So driving back from the Wiggles tonight I was feeling extremely stressed. Nothing like trying to keep track of your extremely hyper toddler in a crowd of several thousand other hyper toddlers. It was a good concert btw, but I have a headache 'cause it was waaaaay too loud. Anyways, I'm driving home and I get the urge to cut myself. This is happened before, I've never acted on it. Its just another indication of how bad this round of depression is. And I was thinking about the last time this happened and I talked to a shrink she asked me why I wanted to hurt myself. My response was something along the lines of "Because it would be a visible, physical manifestation of the pain I was feeling. If I hurt myself physically, maybe the emotional pain would flow out with it."
Which got me to (don't you just love the random connections your mind makes at times?) drawing parallels between a good heavy flogging and depression. In both cases you are tied down. You can't move, you can't escape. You just have to accept the pain you are receiving. You have to learn to ride the pain and not let it take over. And sometimes the pain breaks through something and you just have to release it. Usually through tears, crying, and screaming. (at least in my case). And then its over, the pain is remembered, but the rush comes, you feel stronger because you accepted what was given, and (if its a good giver) you get lots of love and cuddles.
I wonder if this is why S&M appeals to me so.

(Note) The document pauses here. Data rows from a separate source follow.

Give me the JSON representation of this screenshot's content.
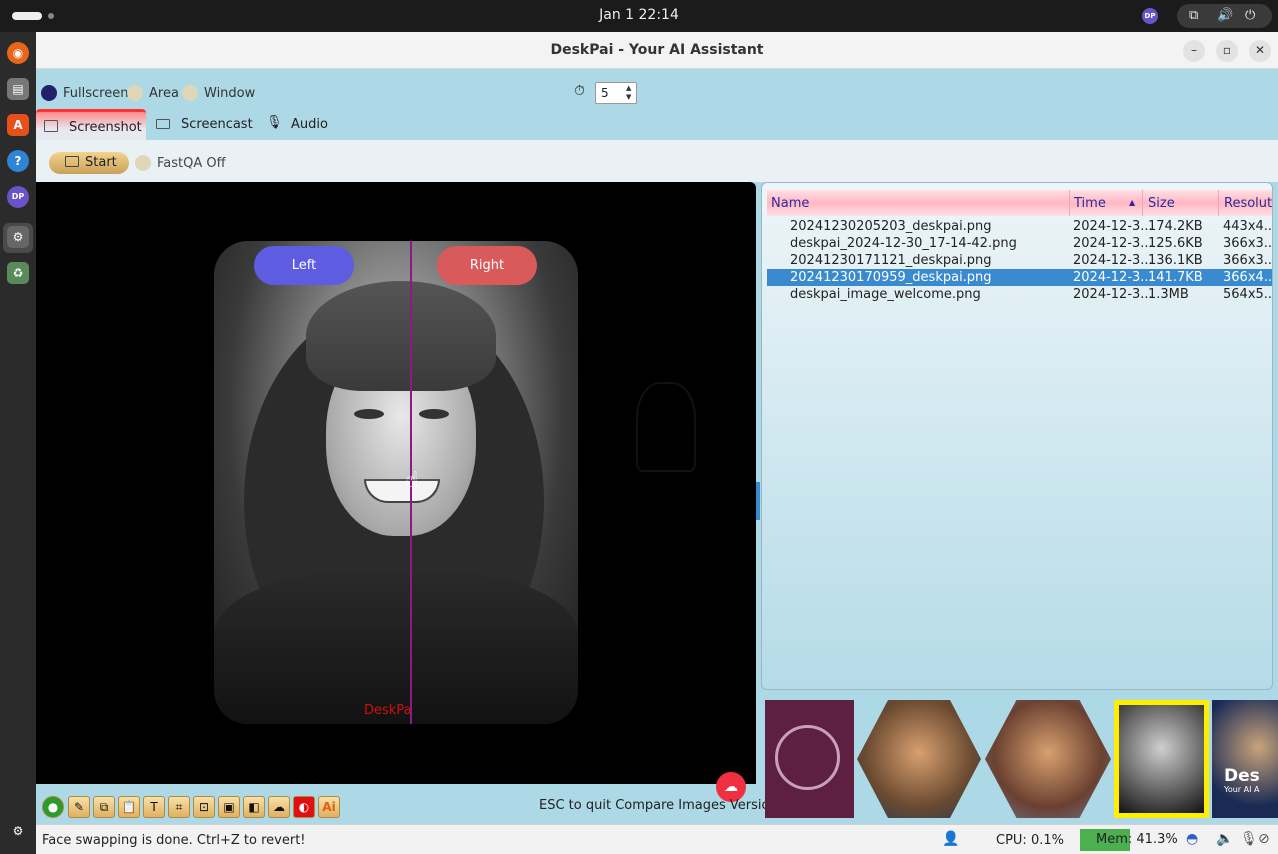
{
  "system": {
    "clock": "Jan 1  22:14",
    "avatar": "DP"
  },
  "window": {
    "title": "DeskPai - Your AI Assistant",
    "minimize": "–",
    "maximize": "▫",
    "close": "✕"
  },
  "capture_modes": {
    "fullscreen": "Fullscreen",
    "area": "Area",
    "window": "Window",
    "selected": "Fullscreen",
    "delay_value": "5"
  },
  "tabs": [
    {
      "label": "Screenshot",
      "active": true
    },
    {
      "label": "Screencast",
      "active": false
    },
    {
      "label": "Audio",
      "active": false
    }
  ],
  "actions": {
    "start": "Start",
    "fastqa": "FastQA Off"
  },
  "compare": {
    "left": "Left",
    "right": "Right",
    "watermark": "DeskPa"
  },
  "toolbar": {
    "hint": "ESC to quit Compare Images Versions",
    "ai_label": "Ai"
  },
  "files": {
    "columns": [
      "Name",
      "Time",
      "Size",
      "Resoluti"
    ],
    "sort_indicator": "▲",
    "rows": [
      {
        "name": "20241230205203_deskpai.png",
        "time": "2024-12-3...",
        "size": "174.2KB",
        "res": "443x4..."
      },
      {
        "name": "deskpai_2024-12-30_17-14-42.png",
        "time": "2024-12-3...",
        "size": "125.6KB",
        "res": "366x3..."
      },
      {
        "name": "20241230171121_deskpai.png",
        "time": "2024-12-3...",
        "size": "136.1KB",
        "res": "366x3..."
      },
      {
        "name": "20241230170959_deskpai.png",
        "time": "2024-12-3...",
        "size": "141.7KB",
        "res": "366x4...",
        "selected": true
      },
      {
        "name": "deskpai_image_welcome.png",
        "time": "2024-12-3...",
        "size": "1.3MB",
        "res": "564x5..."
      }
    ]
  },
  "thumbnail_text": {
    "brand": "Des",
    "tagline": "Your AI A"
  },
  "status": {
    "message": "Face swapping is done. Ctrl+Z to revert!",
    "cpu": "CPU: 0.1%",
    "mem": "Mem: 41.3%",
    "mem_fraction": 0.413
  },
  "colors": {
    "accent_blue": "#3a8ad0",
    "window_bg": "#add8e6",
    "left_pill": "#5e5ce0",
    "right_pill": "#d95a5a",
    "selected_thumb_border": "#ffee00"
  }
}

Is it just a physical manifestation of my emotional pain? Didn't you wish sometimes as a kid that your parents would just spank you and get the punishment over with 'cause that kind of pain is easier to deal with (than say guilt?) Is that why I'm craving the flogger and the knife lately? Because I feel so bad emotionally I need to find a physical replacement that's easier to handle?
*sigh* just another sign that the human animal is really strange.